On the first day I danced while doing the dishes.
I approached the week of media deprivation with only mild curiosity. I didn’t have high expectations, but I also didn’t have much else to do. In the end I figured, why not?
I don’t even know if it really counted, the week of media deprivation. I was texting with people and I read The BFG aloud to my daughter. In the end I only had a few emails to read and respond to. Really, I was abstaining from blogs, audiobooks and podcasts. To be fair, I do spend quite a bit of every day listening to and reading stuff, so even with the texts and read-aloud with my daughter, it felt like I was attempting media deprivation of some sort.
Music was allowed, which was a relief because running with nothing would have been wretched. The thing is I don’t listen to music anymore, like hardly ever. It used to be such a tremendously important part of my life, but as the years have passed I stopped listening to melodies and started listening to stories.
On the first day I stared at Spotify for fifteen minutes; I had no idea what I should listen to.
Then I pulled up a Spanish song one of my students shared last year that I remembered liking and listened to that. It was great. I listened to it again. I listened to more songs by that artist. Before I knew it I was dancing around my kitchen.
I never dance. It’s just not something I like doing, but that first day I couldn’t help myself. It was fun.
I had to admit that I never would have danced in my kitchen if I weren’t trying to avoid reading, and I decided that maybe there really was something to this media deprivation idea.
On the second day I noticed houses I’d never seen before on the walk to the train station. Houses I’ve passed a hundred times in the past four years, that somehow I never really saw. I noticed other things too. Beautiful things. Magical things. Ordinary things that upon greater inspection were actually extraordinary.




I heard birds, smelled flowers, caught glimpses of conversations that piqued my interest. I looked into the faces of the people that passed me on the sidewalk. I actually experienced the world around me. What a concept!
On the third day I invented games with my kids at the playground. I talked to them while I pushed them on the swings and chased after them instead of looking down at my phone.
On the fourth day I finished a puzzle in silence. I was really itching to read or watch something that night, but I knew I shouldn’t. I had done all the dishes for my husband, hoping we could hang out, but he was busy with other stuff so I had him make me a cocktail and I pulled out a 200 piece puzzle of the solar system that we had never attempted. Then I slowly, methodically, finished it (and the cocktail) without saying a word. It was an extremely meditative experience.
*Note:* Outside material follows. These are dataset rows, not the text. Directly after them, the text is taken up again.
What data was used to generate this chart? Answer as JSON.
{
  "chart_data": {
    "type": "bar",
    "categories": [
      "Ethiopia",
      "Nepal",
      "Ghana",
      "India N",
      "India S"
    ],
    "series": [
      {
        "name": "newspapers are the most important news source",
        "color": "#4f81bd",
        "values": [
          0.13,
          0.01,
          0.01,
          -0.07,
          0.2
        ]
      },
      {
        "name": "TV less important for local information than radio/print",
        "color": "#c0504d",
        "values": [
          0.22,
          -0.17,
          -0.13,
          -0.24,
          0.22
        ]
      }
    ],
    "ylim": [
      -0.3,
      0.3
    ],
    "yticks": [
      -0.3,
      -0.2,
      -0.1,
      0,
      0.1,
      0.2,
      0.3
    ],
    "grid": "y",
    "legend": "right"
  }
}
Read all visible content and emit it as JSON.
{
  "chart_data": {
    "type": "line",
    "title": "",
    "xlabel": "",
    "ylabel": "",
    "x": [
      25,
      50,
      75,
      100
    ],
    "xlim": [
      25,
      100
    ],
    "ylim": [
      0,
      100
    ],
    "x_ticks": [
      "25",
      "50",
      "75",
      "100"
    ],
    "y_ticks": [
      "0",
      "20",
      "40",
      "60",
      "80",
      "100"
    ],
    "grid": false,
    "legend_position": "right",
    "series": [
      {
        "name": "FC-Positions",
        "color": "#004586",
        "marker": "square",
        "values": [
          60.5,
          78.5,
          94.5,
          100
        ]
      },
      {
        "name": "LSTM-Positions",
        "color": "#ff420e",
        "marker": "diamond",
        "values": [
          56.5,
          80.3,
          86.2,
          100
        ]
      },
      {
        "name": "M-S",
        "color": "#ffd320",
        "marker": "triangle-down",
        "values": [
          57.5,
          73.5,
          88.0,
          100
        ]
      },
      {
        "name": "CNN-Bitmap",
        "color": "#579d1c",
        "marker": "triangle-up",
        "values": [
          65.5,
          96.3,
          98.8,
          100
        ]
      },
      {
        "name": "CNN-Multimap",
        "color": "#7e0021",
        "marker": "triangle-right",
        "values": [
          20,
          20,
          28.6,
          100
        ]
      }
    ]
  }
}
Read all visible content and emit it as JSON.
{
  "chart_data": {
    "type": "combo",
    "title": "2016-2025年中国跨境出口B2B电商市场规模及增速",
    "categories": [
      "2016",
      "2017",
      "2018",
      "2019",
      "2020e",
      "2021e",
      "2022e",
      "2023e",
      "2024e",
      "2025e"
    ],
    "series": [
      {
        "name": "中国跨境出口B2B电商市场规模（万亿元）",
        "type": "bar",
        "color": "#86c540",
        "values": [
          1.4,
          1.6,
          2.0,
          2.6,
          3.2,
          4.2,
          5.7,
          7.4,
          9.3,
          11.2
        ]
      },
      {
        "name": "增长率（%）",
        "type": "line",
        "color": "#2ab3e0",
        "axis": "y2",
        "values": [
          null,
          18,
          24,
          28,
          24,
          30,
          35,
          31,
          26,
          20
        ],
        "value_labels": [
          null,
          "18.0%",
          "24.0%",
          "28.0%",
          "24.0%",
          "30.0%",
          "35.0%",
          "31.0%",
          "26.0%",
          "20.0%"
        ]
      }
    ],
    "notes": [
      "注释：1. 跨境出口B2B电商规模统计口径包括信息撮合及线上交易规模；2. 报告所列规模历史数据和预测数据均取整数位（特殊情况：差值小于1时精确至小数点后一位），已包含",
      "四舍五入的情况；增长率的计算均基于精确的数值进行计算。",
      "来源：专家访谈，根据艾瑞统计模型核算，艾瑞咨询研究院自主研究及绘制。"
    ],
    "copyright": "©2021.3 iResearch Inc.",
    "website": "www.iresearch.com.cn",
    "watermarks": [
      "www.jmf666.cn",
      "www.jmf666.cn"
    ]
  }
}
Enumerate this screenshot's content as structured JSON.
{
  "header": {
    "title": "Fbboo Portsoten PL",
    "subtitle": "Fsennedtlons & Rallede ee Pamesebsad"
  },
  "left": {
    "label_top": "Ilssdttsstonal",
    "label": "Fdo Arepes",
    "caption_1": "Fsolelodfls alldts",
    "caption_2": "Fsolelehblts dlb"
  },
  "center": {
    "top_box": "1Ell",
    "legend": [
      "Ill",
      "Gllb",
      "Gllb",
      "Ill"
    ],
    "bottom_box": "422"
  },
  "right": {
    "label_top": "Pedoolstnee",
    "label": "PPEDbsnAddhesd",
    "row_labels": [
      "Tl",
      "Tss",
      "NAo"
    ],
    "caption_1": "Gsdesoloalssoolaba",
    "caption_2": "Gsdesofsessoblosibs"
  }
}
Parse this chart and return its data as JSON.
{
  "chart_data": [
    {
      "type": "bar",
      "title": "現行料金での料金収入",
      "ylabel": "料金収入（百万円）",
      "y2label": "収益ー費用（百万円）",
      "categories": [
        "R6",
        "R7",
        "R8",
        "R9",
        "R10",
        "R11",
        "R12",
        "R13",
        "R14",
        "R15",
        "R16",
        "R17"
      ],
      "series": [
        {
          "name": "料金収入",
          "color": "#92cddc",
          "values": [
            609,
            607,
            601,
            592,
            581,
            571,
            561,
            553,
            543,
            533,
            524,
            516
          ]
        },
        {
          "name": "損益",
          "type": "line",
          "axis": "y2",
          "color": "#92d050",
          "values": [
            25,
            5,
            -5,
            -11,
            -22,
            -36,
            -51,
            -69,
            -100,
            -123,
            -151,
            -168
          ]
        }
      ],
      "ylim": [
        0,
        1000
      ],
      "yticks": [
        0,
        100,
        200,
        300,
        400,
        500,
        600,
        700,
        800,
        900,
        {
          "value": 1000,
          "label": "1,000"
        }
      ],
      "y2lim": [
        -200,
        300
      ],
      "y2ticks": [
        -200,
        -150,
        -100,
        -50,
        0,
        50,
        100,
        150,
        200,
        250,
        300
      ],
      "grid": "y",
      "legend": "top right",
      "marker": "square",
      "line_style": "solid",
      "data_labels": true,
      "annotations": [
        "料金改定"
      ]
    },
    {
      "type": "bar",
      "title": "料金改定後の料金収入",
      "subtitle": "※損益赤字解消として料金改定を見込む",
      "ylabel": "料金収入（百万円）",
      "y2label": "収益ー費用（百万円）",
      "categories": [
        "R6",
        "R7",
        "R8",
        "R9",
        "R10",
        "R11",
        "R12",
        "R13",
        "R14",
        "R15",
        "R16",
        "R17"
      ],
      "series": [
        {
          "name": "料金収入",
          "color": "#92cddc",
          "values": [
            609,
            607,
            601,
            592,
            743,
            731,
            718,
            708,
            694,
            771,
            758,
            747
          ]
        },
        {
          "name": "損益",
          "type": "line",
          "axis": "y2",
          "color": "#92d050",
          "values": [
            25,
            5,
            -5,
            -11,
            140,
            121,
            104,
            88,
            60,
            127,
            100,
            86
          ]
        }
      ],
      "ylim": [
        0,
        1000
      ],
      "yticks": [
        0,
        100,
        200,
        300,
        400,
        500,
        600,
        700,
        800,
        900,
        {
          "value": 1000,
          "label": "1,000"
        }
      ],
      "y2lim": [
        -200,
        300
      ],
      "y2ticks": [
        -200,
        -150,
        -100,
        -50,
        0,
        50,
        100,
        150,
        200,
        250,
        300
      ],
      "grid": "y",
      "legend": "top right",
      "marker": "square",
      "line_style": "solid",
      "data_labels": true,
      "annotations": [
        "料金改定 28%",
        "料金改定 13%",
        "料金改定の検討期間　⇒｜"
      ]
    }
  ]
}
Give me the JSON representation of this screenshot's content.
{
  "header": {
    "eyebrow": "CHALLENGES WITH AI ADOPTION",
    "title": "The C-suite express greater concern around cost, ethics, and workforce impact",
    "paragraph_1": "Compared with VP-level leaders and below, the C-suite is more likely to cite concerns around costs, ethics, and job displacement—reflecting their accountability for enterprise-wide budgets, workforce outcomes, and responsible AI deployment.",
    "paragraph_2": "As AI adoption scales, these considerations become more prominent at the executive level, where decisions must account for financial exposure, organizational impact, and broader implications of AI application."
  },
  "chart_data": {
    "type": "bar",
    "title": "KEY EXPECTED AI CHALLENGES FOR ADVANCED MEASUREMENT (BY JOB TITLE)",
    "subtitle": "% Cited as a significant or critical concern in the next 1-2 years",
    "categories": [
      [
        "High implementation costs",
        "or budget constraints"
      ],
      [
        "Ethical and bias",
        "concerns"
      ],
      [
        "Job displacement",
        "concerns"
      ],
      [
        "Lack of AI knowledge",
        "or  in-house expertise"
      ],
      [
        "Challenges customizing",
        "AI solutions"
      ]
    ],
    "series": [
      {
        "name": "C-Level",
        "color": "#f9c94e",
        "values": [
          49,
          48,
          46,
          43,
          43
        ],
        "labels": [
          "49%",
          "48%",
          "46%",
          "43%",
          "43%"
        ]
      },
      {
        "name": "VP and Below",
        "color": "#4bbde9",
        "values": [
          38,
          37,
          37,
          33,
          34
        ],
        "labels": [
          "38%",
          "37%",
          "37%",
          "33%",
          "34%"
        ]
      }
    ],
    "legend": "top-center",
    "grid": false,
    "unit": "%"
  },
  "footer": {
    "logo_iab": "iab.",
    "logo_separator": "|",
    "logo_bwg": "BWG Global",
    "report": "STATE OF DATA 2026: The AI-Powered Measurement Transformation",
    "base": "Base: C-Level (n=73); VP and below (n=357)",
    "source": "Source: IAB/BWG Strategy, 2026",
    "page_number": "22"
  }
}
On the fifth day I went out to dinner with my husband and had really great sex. I realized it was easier to be present and engaged in a conversation when I didn’t have so much random information bouncing around in my head. We also had a lot to talk about because I was totally ignorant of all the interesting things that had been happening in the world that week. It was one of the more genuinely enjoyable conversations we’ve had in a long while. Then we went home, put our kids to bed, and had some fantastic sex–which I attribute to the feelings of affection and connection inspired by the great conversation at dinner.
On the sixth day I chatted with friends at the park for three hours. All week I was much more inclined to reach out to people and make plans knowing that I couldn’t fall back on “interacting with others” by reading and commenting on blogs. I ended up having lunch with one friend, coffee with another, taking a walk with a third and meeting up for playdate with some more. I don’t know if I would have prompted any of those meet-ups if I’d had blogs and audiobooks to distract me and help stave off the loneliness.
On the seventh day I ran my fastest tempo splits of my half-marathon training. I had been perfecting a mix of great songs to run to and I noticed that I run faster to music that pushes me than I do when I’m listening to audiobooks or podcasts. Running with music is much more meditative (I don’t really think about anything except my body in that moment) and I feel more invigorated after I run with music than I do if I’m listening to talking of some kind.
Yesterday morning I woke up excited to be able to read again, but quickly felt overwhelmed by the sheer quantity of words and ideas bouncing around in my head. I really do think that all the reading I do makes me significantly more distracted and less aware of my actual life. Knowing so much about everyone else’s experiences makes it hard for me to unravel how I feel about my own. That is not to say that I get nothing positive from writing here and reading blogs and listening to audiobooks, but I know now that I have to drastically overhaul the ways in which I consume other people’s words to take advantage of the good while avoiding the bad. I’m not quite sure what changes I’m going to make, but I am sure that I don’t want to go back to consuming media in the ways I used to. I’ve felt more settled and less anxious in the past week than I have in a long time, and I hope to find a way to protect this feeling, while still enjoying the connective power of the written word. There has to be a way to balance the good and the bad. I will keep you informed of my attempts.
Would you consider a week of media deprivation? What do you think you’d learn?